Glycogenesis is the process of converting glucose into glycogen for storage, primarily in the liver and muscles.
What is glycogenolysis?
Glycogenolysis is the process of breaking down glycogen into glucose, primarily in the liver, to raise blood glucose levels when they are too low.
What is gluconeogenesis?
Gluconeogenesis is the process of producing glucose from non-carbohydrate sources, such as amino acids and glycerol, mainly in the liver.
What is the role of the pancreas in blood glucose regulation?
The pancreas detects changes in blood glucose concentration and releases insulin or glucagon accordingly to maintain a stable blood glucose level.
How does the body respond to a rise in blood glucose?
When blood glucose rises, the pancreas releases insulin, which promotes glucose uptake by cells and the storage of glucose as glycogen in the liver and muscles.
How does the body respond to a drop in blood glucose?
When blood glucose drops, the pancreas releases glucagon, which stimulates the liver to break down glycogen into glucose and release it into the blood.
What is the role of the liver in controlling blood glucose levels?
The liver stores glucose as glycogen when blood glucose is high and releases glucose from glycogen when blood glucose is low, helping to stabilize glucose levels.
What is type 1 diabetes?
Type 1 diabetes is an autoimmune disease where the immune system attacks the beta cells of the pancreas, preventing insulin production and leading to high blood glucose levels.
What is type 2 diabetes?
Type 2 diabetes is a condition where the body becomes resistant to insulin or the pancreas doesn’t produce enough insulin, leading to high blood glucose levels.

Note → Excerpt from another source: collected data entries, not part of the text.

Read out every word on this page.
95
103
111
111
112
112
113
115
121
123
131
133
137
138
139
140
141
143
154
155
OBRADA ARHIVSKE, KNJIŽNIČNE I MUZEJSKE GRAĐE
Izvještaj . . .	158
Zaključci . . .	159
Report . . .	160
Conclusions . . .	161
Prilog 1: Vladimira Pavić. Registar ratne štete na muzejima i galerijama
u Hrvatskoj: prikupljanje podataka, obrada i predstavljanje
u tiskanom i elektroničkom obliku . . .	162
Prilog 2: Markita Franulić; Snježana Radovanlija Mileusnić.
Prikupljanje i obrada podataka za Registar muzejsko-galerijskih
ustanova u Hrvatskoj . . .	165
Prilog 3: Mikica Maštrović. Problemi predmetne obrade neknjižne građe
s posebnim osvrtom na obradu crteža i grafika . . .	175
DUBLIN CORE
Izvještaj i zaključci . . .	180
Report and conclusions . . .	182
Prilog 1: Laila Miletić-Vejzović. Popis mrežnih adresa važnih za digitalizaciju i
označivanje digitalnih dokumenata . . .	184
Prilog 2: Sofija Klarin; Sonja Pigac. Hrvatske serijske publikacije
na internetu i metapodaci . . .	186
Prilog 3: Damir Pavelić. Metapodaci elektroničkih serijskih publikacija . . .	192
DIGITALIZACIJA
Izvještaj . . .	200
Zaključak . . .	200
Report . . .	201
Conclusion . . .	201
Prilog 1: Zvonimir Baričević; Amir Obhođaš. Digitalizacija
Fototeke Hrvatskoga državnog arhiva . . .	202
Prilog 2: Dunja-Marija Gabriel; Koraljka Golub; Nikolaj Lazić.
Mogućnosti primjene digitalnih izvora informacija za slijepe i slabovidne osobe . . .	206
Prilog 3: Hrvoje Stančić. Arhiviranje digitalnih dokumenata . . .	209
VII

How is type 1 diabetes treated?
Type 1 diabetes is treated with regular insulin injections or an insulin pump to control blood glucose levels.
How is type 2 diabetes treated?
Type 2 diabetes is treated with lifestyle changes (diet and exercise), oral medications, and sometimes insulin if the condition progresses.
What is the role of beta cells in the pancreas?
Beta cells in the pancreas secrete insulin in response to high blood glucose levels, helping to lower glucose levels in the blood.
What is the role of alpha cells in the pancreas?
Alpha cells in the pancreas secrete glucagon in response to low blood glucose levels, helping to increase blood glucose by stimulating glycogenolysis and gluconeogenesis.
What is the second messenger model of adrenaline action?
The second messenger model of adrenaline action involves adrenaline binding to a receptor on the cell surface, activating an enzyme called adenylate cyclase. This enzyme converts ATP into cyclic AMP (cAMP), which then activates protein kinases, leading to a cascade of reactions inside the cell, resulting in the desired physiological response (e.g., increased heart rate).
What is the second messenger model of glucagon action?
The second messenger model of glucagon action works similarly to adrenaline. Glucagon binds to a receptor on liver cells, activating adenylate cyclase. This converts ATP into cyclic AMP (cAMP), which then activates protein kinases, triggering glycogenolysis (the breakdown of glycogen into glucose) to raise blood glucose levels.
How does cyclic AMP (cAMP) function as a second messenger?
Cyclic AMP (cAMP) acts as a second messenger by activating protein kinases, which then phosphorylate target proteins inside the cell. This phosphorylation leads to various cellular responses, such as the activation of enzymes like glycogen phosphorylase in the case of glucagon, facilitating the breakdown of glycogen into glucose.
What is the role of protein kinases in the second messenger model?
Protein kinases are enzymes activated by cyclic AMP (cAMP) in the second messenger model. They phosphorylate specific proteins in the cell, altering their activity and triggering cellular responses, such as the activation of enzymes involved in glycogen breakdown in liver cells.
How does the second messenger model amplify the signal of adrenaline and glucagon?
The second messenger model amplifies the signal because a small amount of adrenaline or glucagon binding to a receptor can lead to the production of many molecules of cAMP. This, in turn, activates many protein kinases, resulting in a large number of molecules being activated in the cell, amplifying the physiological response.